Свобода, как нам уже худо-бедно известно, неотделима от правосознания. Этика вообще есть духовная функция, а право основывается на этике, то есть священно. Поэтому нас и не удивляет тот факт, что с развитием правосознания меняется и общественное устройство, а это приводит в конечном счете к свободе. На каждом витке общественной эволюции все более свободные граждане обретают возможность все более свободно жить так, как им это свойственно в каждом отдельном случае. Именно этот принцип изложен историком и литератором Джеймсом Т. Адамсом в знаменитом трактате «Эпическая Америка», откуда, собственно, и происходит общеизвестное сочетание слов «американская мечта». Оно сводится, вкратце, к такому общественному устройству, когда правят не деньги и не происхождение, а личные добродетели и все-все люди, без различия пола, возраста и цвета кожи, обретают возможность жить так, как они хотят в свои самые лучшие минуты, безгранично реализуя собственные возможности. В более официальном варианте речь идет о вере в свободу всех граждан ставить перед собой какие угодно цели и достигать их упорным трудом по своему выбору. Кто-то свободно реализует себя как токарь, кто-то — как пекарь. Есть люди, рожденные быть солдатами.

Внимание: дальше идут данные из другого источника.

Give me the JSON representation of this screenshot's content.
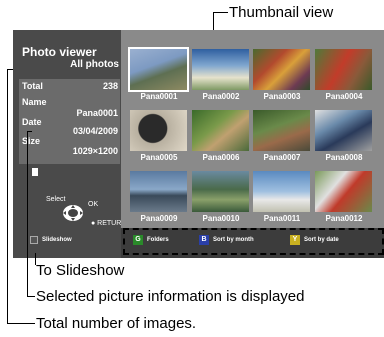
{
  "callouts": {
    "thumbnail_view": "Thumbnail view",
    "to_slideshow": "To Slideshow",
    "selected_info": "Selected picture information is displayed",
    "total_images": "Total number of images."
  },
  "sidebar": {
    "title": "Photo viewer",
    "subtitle": "All photos",
    "total_label": "Total",
    "total_value": "238",
    "name_label": "Name",
    "name_value": "Pana0001",
    "date_label": "Date",
    "date_value": "03/04/2009",
    "size_label": "Size",
    "size_value": "1029×1200",
    "select_label": "Select",
    "ok_label": "OK",
    "return_label": "● RETURN",
    "slideshow_key": "R",
    "slideshow_label": "Slideshow"
  },
  "thumbnails": [
    {
      "label": "Pana0001",
      "selected": true
    },
    {
      "label": "Pana0002",
      "selected": false
    },
    {
      "label": "Pana0003",
      "selected": false
    },
    {
      "label": "Pana0004",
      "selected": false
    },
    {
      "label": "Pana0005",
      "selected": false
    },
    {
      "label": "Pana0006",
      "selected": false
    },
    {
      "label": "Pana0007",
      "selected": false
    },
    {
      "label": "Pana0008",
      "selected": false
    },
    {
      "label": "Pana0009",
      "selected": false
    },
    {
      "label": "Pana0010",
      "selected": false
    },
    {
      "label": "Pana0011",
      "selected": false
    },
    {
      "label": "Pana0012",
      "selected": false
    }
  ],
  "bottom_bar": {
    "folders_key": "G",
    "folders_label": "Folders",
    "month_key": "B",
    "month_label": "Sort by month",
    "date_key": "Y",
    "date_label": "Sort by date"
  },
  "colors": {
    "green_key": "#2a8a2a",
    "blue_key": "#2a3fa8",
    "yellow_key": "#c8b020"
  }
}
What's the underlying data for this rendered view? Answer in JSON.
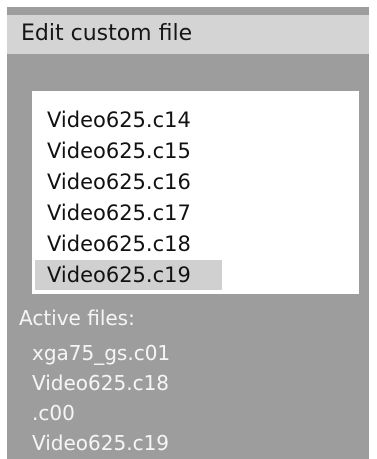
{
  "header": {
    "title": "Edit custom file"
  },
  "file_list": {
    "items": [
      {
        "label": "Video625.c14",
        "selected": false
      },
      {
        "label": "Video625.c15",
        "selected": false
      },
      {
        "label": "Video625.c16",
        "selected": false
      },
      {
        "label": "Video625.c17",
        "selected": false
      },
      {
        "label": "Video625.c18",
        "selected": false
      },
      {
        "label": "Video625.c19",
        "selected": true
      }
    ]
  },
  "active_files": {
    "label": "Active files:",
    "items": [
      "xga75_gs.c01",
      "Video625.c18",
      ".c00",
      "Video625.c19"
    ]
  },
  "colors": {
    "panel_background": "#9d9d9d",
    "title_bar_background": "#d4d4d4",
    "list_background": "#ffffff",
    "selection_highlight": "#d0d0d0",
    "active_text": "#f5f5f5"
  }
}
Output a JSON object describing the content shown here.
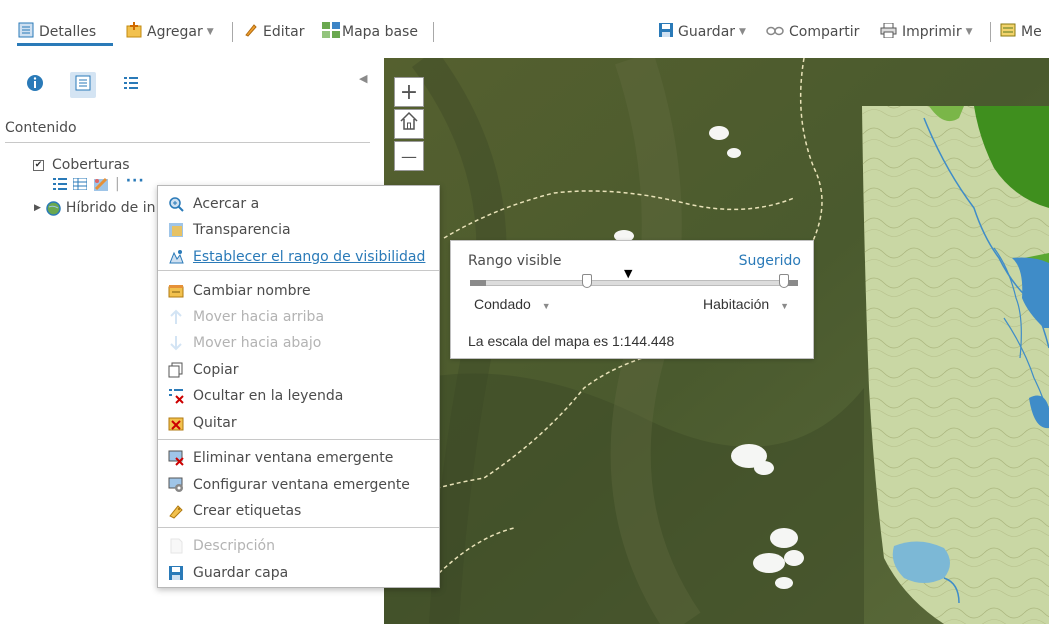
{
  "toolbar": {
    "details": "Detalles",
    "add": "Agregar",
    "edit": "Editar",
    "basemap": "Mapa base",
    "save": "Guardar",
    "share": "Compartir",
    "print": "Imprimir",
    "measure": "Me"
  },
  "panel": {
    "heading": "Contenido",
    "layers": [
      {
        "name": "Coberturas",
        "checked": true
      },
      {
        "name": "Híbrido de in",
        "checked": false
      }
    ]
  },
  "map": {
    "zoom_in": "+",
    "zoom_out": "—"
  },
  "context_menu": {
    "items": [
      {
        "label": "Acercar a",
        "icon": "zoom-to-icon",
        "disabled": false
      },
      {
        "label": "Transparencia",
        "icon": "transparency-icon",
        "disabled": false
      },
      {
        "label": "Establecer el rango de visibilidad",
        "icon": "visibility-range-icon",
        "disabled": false,
        "active": true
      },
      {
        "label": "Cambiar nombre",
        "icon": "rename-icon",
        "disabled": false
      },
      {
        "label": "Mover hacia arriba",
        "icon": "move-up-icon",
        "disabled": true
      },
      {
        "label": "Mover hacia abajo",
        "icon": "move-down-icon",
        "disabled": true
      },
      {
        "label": "Copiar",
        "icon": "copy-icon",
        "disabled": false
      },
      {
        "label": "Ocultar en la leyenda",
        "icon": "hide-legend-icon",
        "disabled": false
      },
      {
        "label": "Quitar",
        "icon": "remove-icon",
        "disabled": false
      },
      {
        "label": "Eliminar ventana emergente",
        "icon": "remove-popup-icon",
        "disabled": false
      },
      {
        "label": "Configurar ventana emergente",
        "icon": "configure-popup-icon",
        "disabled": false
      },
      {
        "label": "Crear etiquetas",
        "icon": "labels-icon",
        "disabled": false
      },
      {
        "label": "Descripción",
        "icon": "description-icon",
        "disabled": true
      },
      {
        "label": "Guardar capa",
        "icon": "save-layer-icon",
        "disabled": false
      }
    ]
  },
  "visible_range": {
    "title": "Rango visible",
    "suggested": "Sugerido",
    "min_label": "Condado",
    "max_label": "Habitación",
    "scale_text": "La escala del mapa es 1:144.448"
  },
  "colors": {
    "accent": "#2a7ab8",
    "toolbar_active": "#2a7ab8",
    "disabled_text": "#b3b3b3",
    "topo_overlay": "#c9d7a4",
    "forest": "#3f8f1e",
    "water": "#3f8cc8"
  }
}
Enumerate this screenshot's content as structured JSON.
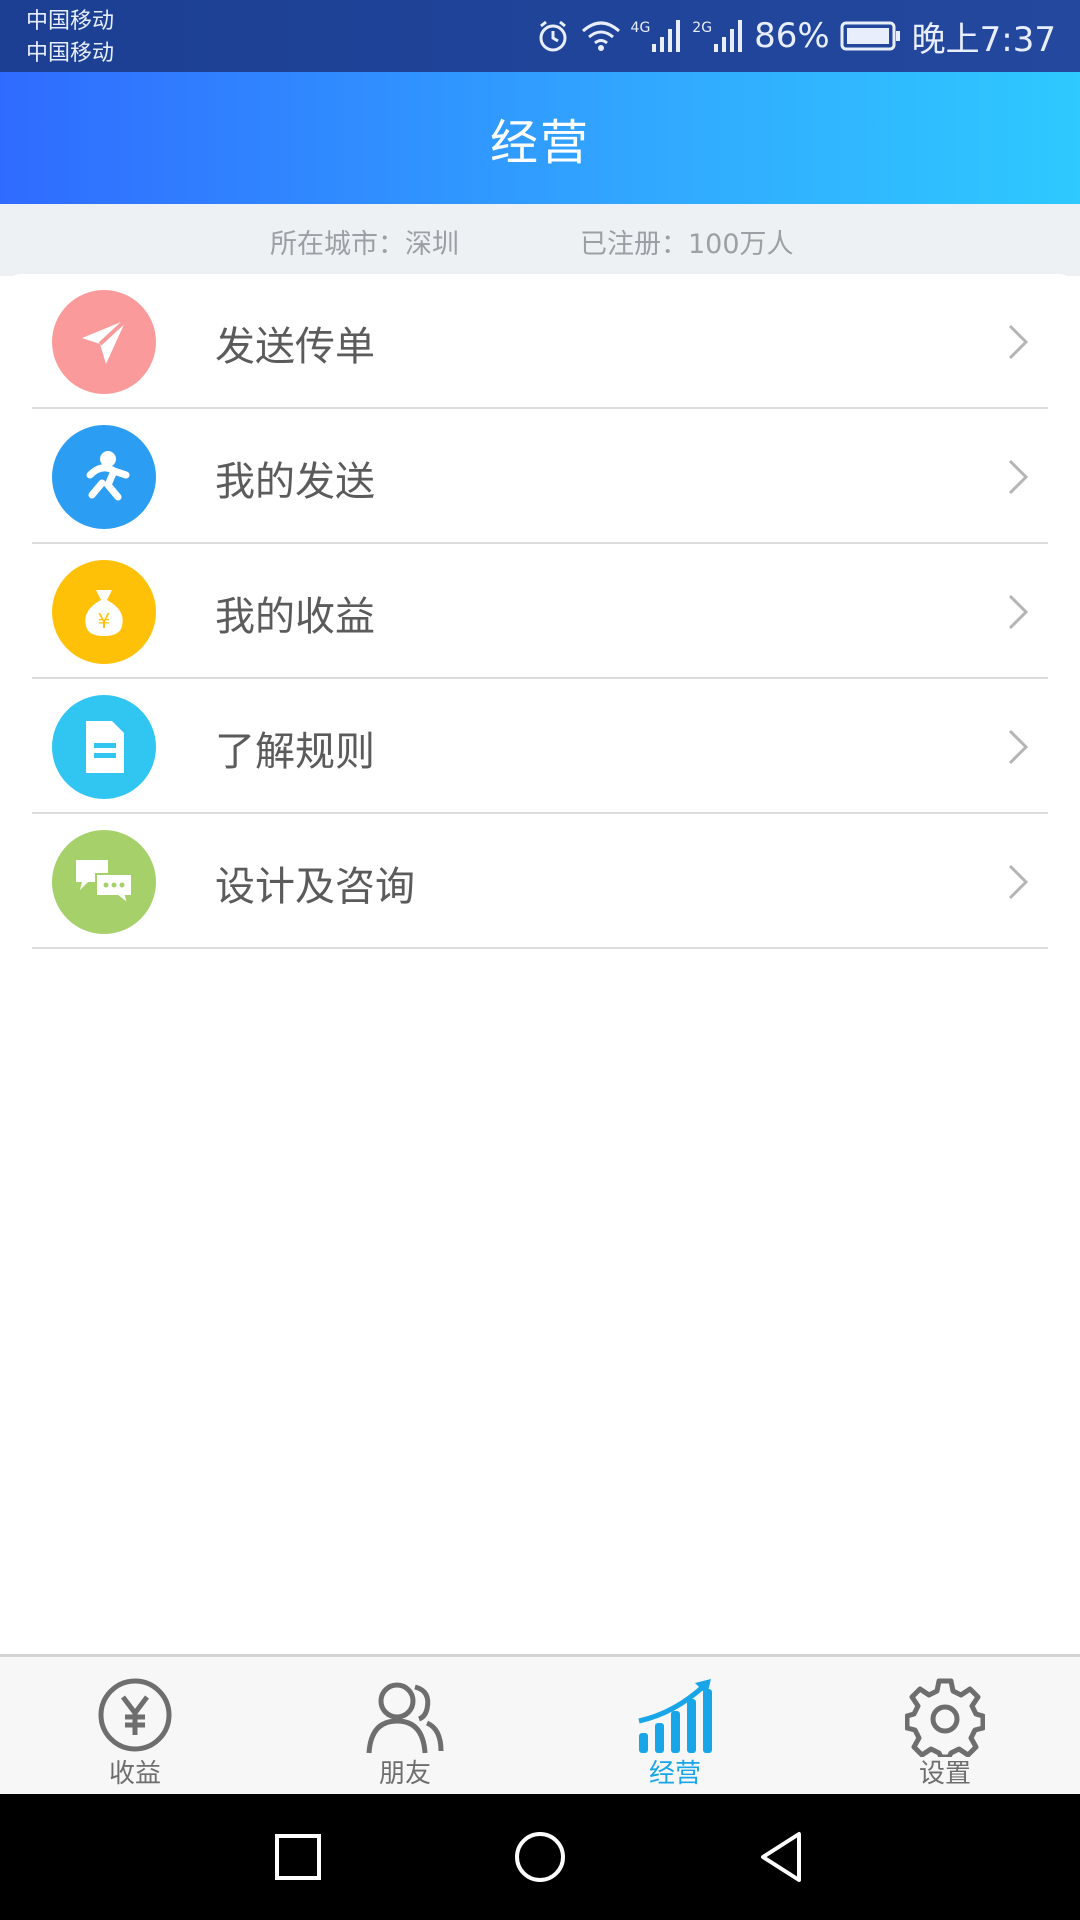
{
  "status_bar": {
    "carrier_line1": "中国移动",
    "carrier_line2": "中国移动",
    "network1": "4G",
    "network2": "2G",
    "battery_percent": "86%",
    "time": "晚上7:37"
  },
  "header": {
    "title": "经营"
  },
  "info": {
    "city": "所在城市：深圳",
    "registered": "已注册：100万人"
  },
  "menu": {
    "items": [
      {
        "label": "发送传单",
        "icon": "paper-plane-icon",
        "color": "#fb9a9a"
      },
      {
        "label": "我的发送",
        "icon": "running-person-icon",
        "color": "#2b9df2"
      },
      {
        "label": "我的收益",
        "icon": "money-bag-icon",
        "color": "#ffc107"
      },
      {
        "label": "了解规则",
        "icon": "document-icon",
        "color": "#31c6f2"
      },
      {
        "label": "设计及咨询",
        "icon": "chat-bubbles-icon",
        "color": "#a6d06a"
      }
    ]
  },
  "bottom_nav": {
    "tabs": [
      {
        "label": "收益",
        "icon": "yen-coin-icon"
      },
      {
        "label": "朋友",
        "icon": "friends-icon"
      },
      {
        "label": "经营",
        "icon": "growth-chart-icon",
        "active": true
      },
      {
        "label": "设置",
        "icon": "gear-icon"
      }
    ],
    "active_color": "#18a6e8",
    "inactive_color": "#6e6e6e"
  },
  "system_nav": {
    "buttons": [
      "square-icon",
      "circle-icon",
      "back-triangle-icon"
    ]
  }
}
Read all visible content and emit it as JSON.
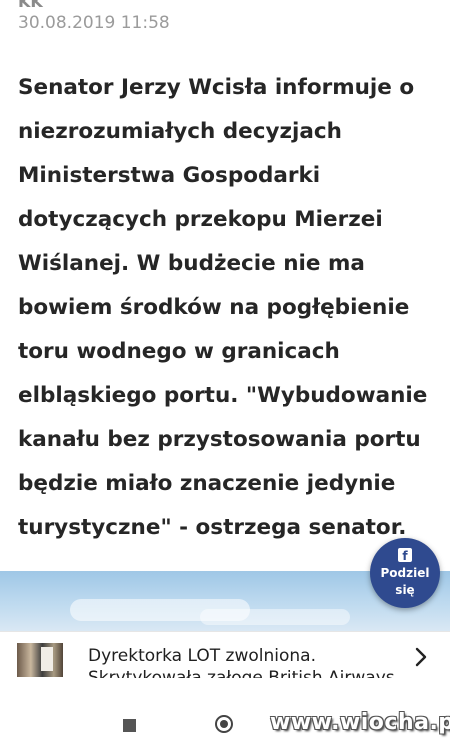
{
  "meta": {
    "author_cut": "KK",
    "date": "30.08.2019 11:58"
  },
  "article": {
    "lead": "Senator Jerzy Wcisła informuje o niezrozumiałych decyzjach Ministerstwa Gospodarki dotyczących przekopu Mierzei Wiślanej. W budżecie nie ma bowiem środków na pogłębienie toru wodnego w granicach elbląskiego portu. \"Wybudowanie kanału bez przystosowania portu będzie miało znaczenie jedynie turystyczne\" - ostrzega senator."
  },
  "share": {
    "icon": "facebook-icon",
    "label": "Podziel się",
    "color": "#2f4a8f"
  },
  "related": {
    "title": "Dyrektorka LOT zwolniona. Skrytykowała załogę British Airways",
    "arrow_icon": "chevron-right-icon"
  },
  "nav": {
    "icons": [
      "stop-icon",
      "home-icon"
    ]
  },
  "watermark": "www.wiocha.pl"
}
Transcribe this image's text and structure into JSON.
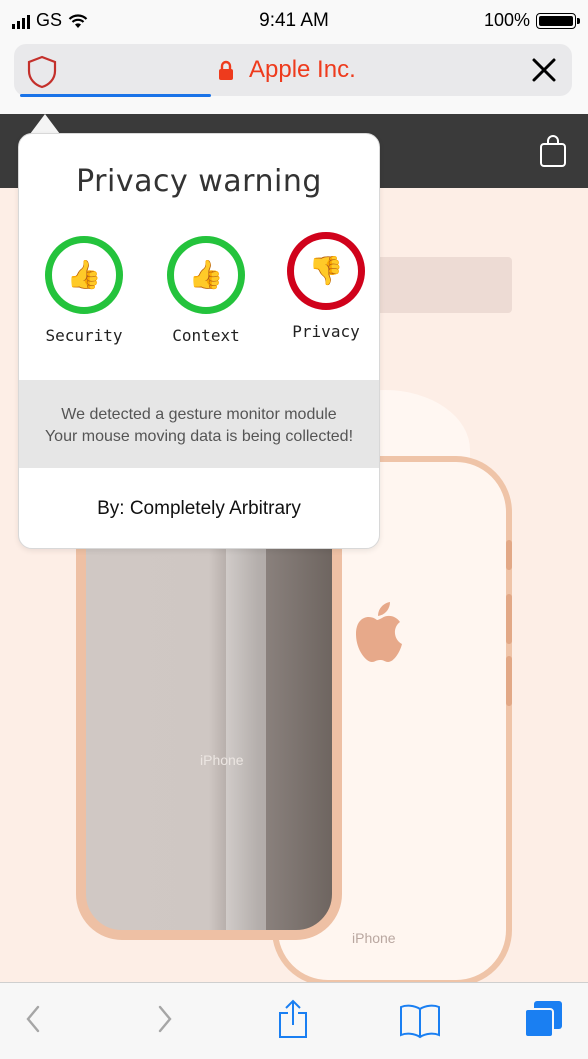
{
  "status_bar": {
    "carrier": "GS",
    "time": "9:41 AM",
    "battery": "100%"
  },
  "url_bar": {
    "site_title": "Apple Inc.",
    "load_progress": 0.35
  },
  "popover": {
    "title": "Privacy warning",
    "indicators": [
      {
        "label": "Security",
        "status": "good",
        "icon": "thumbs-up-icon"
      },
      {
        "label": "Context",
        "status": "good",
        "icon": "thumbs-up-icon"
      },
      {
        "label": "Privacy",
        "status": "bad",
        "icon": "thumbs-down-icon"
      }
    ],
    "message_line1": "We detected a gesture monitor module",
    "message_line2": "Your mouse moving data is being collected!",
    "by_line": "By: Completely Arbitrary"
  },
  "page": {
    "phone_label_front": "iPhone",
    "phone_label_back": "iPhone"
  },
  "toolbar": {
    "items": [
      "back-icon",
      "forward-icon",
      "share-icon",
      "bookmarks-icon",
      "tabs-icon"
    ]
  },
  "colors": {
    "site_title": "#ee3b1d",
    "good": "#24c33c",
    "bad": "#d0021b",
    "accent": "#1a73e8"
  }
}
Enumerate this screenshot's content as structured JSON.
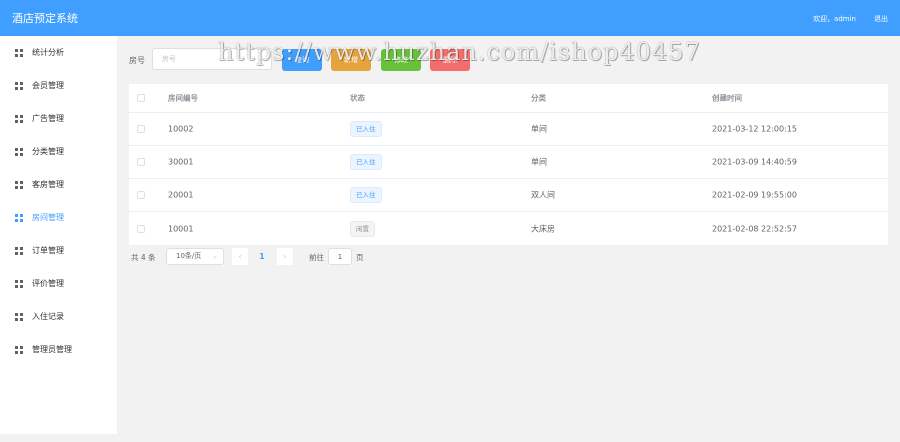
{
  "header": {
    "title": "酒店预定系统",
    "user_text": "欢迎，admin",
    "logout_label": "退出"
  },
  "sidebar": {
    "items": [
      {
        "label": "统计分析"
      },
      {
        "label": "会员管理"
      },
      {
        "label": "广告管理"
      },
      {
        "label": "分类管理"
      },
      {
        "label": "客房管理"
      },
      {
        "label": "房间管理",
        "active": true
      },
      {
        "label": "订单管理"
      },
      {
        "label": "评价管理"
      },
      {
        "label": "入住记录"
      },
      {
        "label": "管理员管理"
      }
    ]
  },
  "search": {
    "label": "房号",
    "placeholder": "房号",
    "value": ""
  },
  "toolbar": {
    "buttons": [
      "查询",
      "新增",
      "修改",
      "删除"
    ]
  },
  "table": {
    "headers": [
      "房间编号",
      "状态",
      "分类",
      "创建时间"
    ],
    "rows": [
      {
        "no": "10002",
        "status": "已入住",
        "type": "单间",
        "time": "2021-03-12 12:00:15"
      },
      {
        "no": "30001",
        "status": "已入住",
        "type": "单间",
        "time": "2021-03-09 14:40:59"
      },
      {
        "no": "20001",
        "status": "已入住",
        "type": "双人间",
        "time": "2021-02-09 19:55:00"
      },
      {
        "no": "10001",
        "status": "闲置",
        "type": "大床房",
        "time": "2021-02-08 22:52:57"
      }
    ]
  },
  "pagination": {
    "total_text": "共 4 条",
    "page_size": "10条/页",
    "current_page": "1",
    "goto_label": "前往",
    "goto_value": "1",
    "goto_unit": "页"
  },
  "watermark": "https://www.huzhan.com/ishop40457",
  "colors": {
    "primary": "#409eff",
    "warning": "#e6a23c",
    "success": "#67c23a",
    "danger": "#f56c6c"
  }
}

Почему это так, мы не знаем. Наиболее правдоподобную версию предлагает нам догматическое богословие — эта своеобразная форма философии. Предполагается, что наша психосоматика, «мерзкая плоть», состоящая из души и тела, изрядно подпорченных первородным грехом, похожа на Тришкин кафтан. Без существенных исправлений, духовной коррекции, она не в силах удовлетворить нашим личным потребностям в полной мере: где — густо, а где — пусто. Наши достоинства, таким образом, суть лицевые стороны наших слабостей. «Есть кони для войны и для парада; в литературе тоже есть породы», — пишет Слуцкий, отличающийся стальной точностью формулировок. Не случайно профессиональная армия — черта общества, достигшего очень высокой степени гражданских свобод. Именно профессиональные солдаты, наемники заложили основы нынешней воинской этики (какой мы ее знаем), выполняя успешно свои боевые задачи там, где не справились ни народное ополчение, ни княжеская дружина. Само слово «солдат» означает военного, чей труд оплачен деньгами — вот этими самыми веселыми «сольди», какими простец Буратино платил за черепашонка.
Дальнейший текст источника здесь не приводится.